UN General Assembly backs Palestinian bid for membership
Reuters
May 10, 2024 00:18 MYT
May 10, 2024 00:18 MYT
THE United Nations General Assembly on Friday overwhelmingly backed a Palestinian bid to become a full U.N. member by recognizing it as qualified to join and recommending the U.N. Security Council "reconsider the matter favorably."
The vote by the 193-member General Assembly was a global survey of support for the Palestinian bid to become a full U.N. member - a move that would effectively recognize a Palestinian state - after the United States vetoed it in the U.N. Security Council last month.
The assembly adopted a resolution with 143 votes in favor and nine against - including the U.S. and Israel - while 25 countries abstained. It does not give the Palestinians full U.N. membership, but simply recognizes them as qualified to join.
The resolution "determines that the State of Palestine ... should therefore be admitted to membership" and it "recommends that the Security Council reconsider the matter favorably."
The Palestinian push for full U.N. membership comes seven months into a war between Israel and Palestinian militants Hamas in the Gaza Strip, and as Israel is expanding settlements in the occupied West Bank, which the U.N. considers to be illegal.
"We want peace, we want freedom," Palestinian U.N. Ambassador Riyad Mansour told the assembly before the vote. "A yes vote is a vote for Palestinian existence, it is not against any state. ... It is an investment in peace."
"Voting yes is the right thing to do," he said in remarks that drew applause. Under the founding U.N. Charter, membership is open to "peace-loving states" that accept the obligations in that document and are able and willing to carry them out.

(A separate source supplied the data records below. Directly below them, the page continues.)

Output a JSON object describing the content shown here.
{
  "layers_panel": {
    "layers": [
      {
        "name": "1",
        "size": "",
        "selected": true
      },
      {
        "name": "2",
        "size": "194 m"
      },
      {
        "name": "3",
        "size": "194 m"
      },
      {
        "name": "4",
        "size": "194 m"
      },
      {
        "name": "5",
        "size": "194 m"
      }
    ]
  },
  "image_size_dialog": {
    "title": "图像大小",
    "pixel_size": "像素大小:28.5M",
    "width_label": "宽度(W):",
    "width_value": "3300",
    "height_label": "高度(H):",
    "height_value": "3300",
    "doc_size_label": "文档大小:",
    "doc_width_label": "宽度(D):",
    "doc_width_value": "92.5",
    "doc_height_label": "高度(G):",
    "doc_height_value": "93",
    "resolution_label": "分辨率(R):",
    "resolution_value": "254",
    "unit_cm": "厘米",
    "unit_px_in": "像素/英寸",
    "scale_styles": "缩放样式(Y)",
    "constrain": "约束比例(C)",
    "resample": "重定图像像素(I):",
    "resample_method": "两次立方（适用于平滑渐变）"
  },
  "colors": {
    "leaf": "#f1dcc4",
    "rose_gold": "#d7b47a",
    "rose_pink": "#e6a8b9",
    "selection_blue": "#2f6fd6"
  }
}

"As long as so many of you are 'Jew-hating,' you don't really care that the Palestinians are not 'peace-loving'," U.N. Ambassador Gilad Erdan, who spoke after Mansour, told his fellow diplomats. He accused the assembly of shredding the U.N. Charter - as he used a small shredder to destroy a copy of the Charter while at the lectern.
"Shame on you," Erdan said.
An application to become a full U.N. member first needs to be approved by the 15-member Security Council and then the General Assembly. If the measure is again voted on by the council it is likely to face the same fate: a U.S. veto.
Deputy U.S. Ambassador to the U.N. Robert Wood told the General Assembly after the vote that unilateral measures at the U.N. and on the ground will not advance a two-state solution.
"Our vote does not reflect opposition to Palestinian statehood; we have been very clear that we support it and seek to advance it meaningfully. Instead, it is an acknowledgement that statehood will only come from a process that involves direct negotiations between the parties," he said.
The United Nations has long endorsed a vision of two states living side by side within secure and recognized borders. Palestinians want a state in the West Bank, east Jerusalem and Gaza Strip, all territory captured by Israel in the 1967 war with neighboring Arab states.
The General Assembly resolution adopted on Friday does give the Palestinians some additional rights and privileges from September 2024 - like a seat among the U.N. members in the assembly hall - but they will not be granted a vote in the body.
The Palestinians are currently a non-member observer state, a de facto recognition of statehood that was granted by the U.N. General Assembly in 2012.
They are represented at the U.N. by the Palestinian Authority, which exercises limited self-rule in the West Bank. Hamas ousted the Palestinian Authority from power in Gaza in 2007. Hamas - which has a charter calling for Israel's destruction - launched the Oct. 7 attack on Israel that triggered Israel's assault on Gaza.
Erdan said on Monday that, if the General Assembly adopted the resolution, he expected Washington to cut funding to the United Nations and its institutions.
Under U.S. law, Washington cannot fund any U.N. organization that grants full membership to any group that does not have the "internationally recognized attributes" of statehood. The United States cut funding in 2011 for the U.N. cultural agency, UNESCO, after the Palestinians joined as a full member.
On Thursday, 25 Republican U.S. senators - more than half of the party's members in the chamber - introduced a bill to tighten those restrictions and cut off funding to any entity giving rights and privileges to the Palestinians. The bill is unlikely to pass the Senate, which is controlled by President Joe Biden's Democrats.